My initial response to the email was a scientific knowing. Hey, I recognize that! I believe that is true for me. Do you feel the coldness of that? No, the email is making a profound comment here about the trueness and vastness and completely overcoming enormity of God’s love for you, and you, and you. (Yes, you!) He, God, is the Father who lost His sheep, His coin, His beloved prodigal child (Luke 15). He is the God, Father, who goes in search of the least of these, the insignificant, the shamed, the unworthy. He doesn’t just wait for them to return; He is actively seeking. And He is the God, Father, running out to greet, throwing the impromptu party, celebrating with joy. He is the God of emotion and knowing that He is running after me when I turn my back (just ask me about the dryness of inspiration this week as I’ve fought against writing this!)… I’m speechless. You may have heard before that God would have sent Jesus to die for your sins even if you were the only person here. You may have heard it. But have you really HEARD it?

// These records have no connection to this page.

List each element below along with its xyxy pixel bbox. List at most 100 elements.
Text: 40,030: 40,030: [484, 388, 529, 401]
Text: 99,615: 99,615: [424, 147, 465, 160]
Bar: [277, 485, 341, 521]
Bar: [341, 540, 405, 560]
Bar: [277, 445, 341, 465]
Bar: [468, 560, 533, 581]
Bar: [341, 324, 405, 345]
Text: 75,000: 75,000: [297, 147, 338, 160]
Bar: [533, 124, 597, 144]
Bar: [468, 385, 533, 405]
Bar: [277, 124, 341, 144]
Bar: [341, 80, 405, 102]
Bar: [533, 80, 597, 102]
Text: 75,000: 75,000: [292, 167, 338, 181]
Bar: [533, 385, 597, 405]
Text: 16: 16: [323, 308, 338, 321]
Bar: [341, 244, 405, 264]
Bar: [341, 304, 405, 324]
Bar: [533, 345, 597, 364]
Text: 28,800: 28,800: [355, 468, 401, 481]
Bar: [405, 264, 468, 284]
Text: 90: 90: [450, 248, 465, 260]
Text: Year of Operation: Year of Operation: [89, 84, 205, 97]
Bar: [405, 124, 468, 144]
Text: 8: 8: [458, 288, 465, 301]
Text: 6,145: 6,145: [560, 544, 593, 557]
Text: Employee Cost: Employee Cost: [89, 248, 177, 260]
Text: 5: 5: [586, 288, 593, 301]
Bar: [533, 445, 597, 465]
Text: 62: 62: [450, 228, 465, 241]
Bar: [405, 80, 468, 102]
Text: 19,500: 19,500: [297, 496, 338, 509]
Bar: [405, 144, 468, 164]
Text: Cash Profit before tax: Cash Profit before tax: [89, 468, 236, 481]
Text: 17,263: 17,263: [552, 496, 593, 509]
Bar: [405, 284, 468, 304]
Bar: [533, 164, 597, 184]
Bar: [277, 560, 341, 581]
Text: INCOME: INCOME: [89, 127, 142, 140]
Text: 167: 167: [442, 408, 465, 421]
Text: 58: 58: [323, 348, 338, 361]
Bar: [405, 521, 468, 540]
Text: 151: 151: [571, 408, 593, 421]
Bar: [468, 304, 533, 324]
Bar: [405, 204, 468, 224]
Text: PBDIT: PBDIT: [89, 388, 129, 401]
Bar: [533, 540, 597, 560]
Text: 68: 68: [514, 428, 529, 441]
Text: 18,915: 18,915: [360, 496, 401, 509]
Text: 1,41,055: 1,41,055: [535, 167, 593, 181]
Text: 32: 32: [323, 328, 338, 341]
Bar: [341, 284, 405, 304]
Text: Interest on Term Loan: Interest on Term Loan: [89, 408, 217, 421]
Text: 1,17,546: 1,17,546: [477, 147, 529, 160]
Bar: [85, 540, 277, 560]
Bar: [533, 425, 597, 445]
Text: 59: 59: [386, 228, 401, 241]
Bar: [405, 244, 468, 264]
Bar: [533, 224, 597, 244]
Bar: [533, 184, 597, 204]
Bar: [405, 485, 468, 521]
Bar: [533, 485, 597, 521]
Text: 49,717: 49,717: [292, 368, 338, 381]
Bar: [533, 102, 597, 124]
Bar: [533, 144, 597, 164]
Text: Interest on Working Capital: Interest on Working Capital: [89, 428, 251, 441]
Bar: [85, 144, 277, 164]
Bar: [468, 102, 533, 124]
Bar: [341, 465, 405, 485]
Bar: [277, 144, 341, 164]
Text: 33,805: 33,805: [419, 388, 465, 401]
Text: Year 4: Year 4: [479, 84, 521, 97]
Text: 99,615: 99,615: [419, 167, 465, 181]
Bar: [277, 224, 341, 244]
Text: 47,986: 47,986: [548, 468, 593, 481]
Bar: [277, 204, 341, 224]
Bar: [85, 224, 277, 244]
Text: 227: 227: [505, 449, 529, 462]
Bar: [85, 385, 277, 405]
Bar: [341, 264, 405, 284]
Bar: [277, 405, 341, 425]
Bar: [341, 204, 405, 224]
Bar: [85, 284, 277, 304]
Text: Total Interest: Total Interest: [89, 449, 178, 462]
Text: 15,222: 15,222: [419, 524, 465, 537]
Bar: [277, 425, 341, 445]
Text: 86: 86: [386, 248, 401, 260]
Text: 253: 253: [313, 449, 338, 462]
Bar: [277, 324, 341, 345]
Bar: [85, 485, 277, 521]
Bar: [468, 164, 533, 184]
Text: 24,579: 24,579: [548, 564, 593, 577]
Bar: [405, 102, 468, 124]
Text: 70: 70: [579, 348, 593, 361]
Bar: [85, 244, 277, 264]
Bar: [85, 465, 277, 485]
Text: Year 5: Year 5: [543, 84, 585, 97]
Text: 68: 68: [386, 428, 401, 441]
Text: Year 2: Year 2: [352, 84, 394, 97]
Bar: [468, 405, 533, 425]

Valentine’s Day is around the corner. We’ll spend a lot of time talking about love between now and then… picking out cards that adequately spell out our varying degrees of love for those around us. It may be a cheeky conversation heart exchange between school kids or a paper superhero comic card between best friends. It may be a handmade creation perfect for a parent, grandparent, or special teacher. It may be a card or a bouquet of flowers or even a canister of tea (www.compassiontea.com has the best one!) given to your sweetheart of 2 or 25 years. But, none of these Valentine’s matches the one the Father gave when He gave us His Son.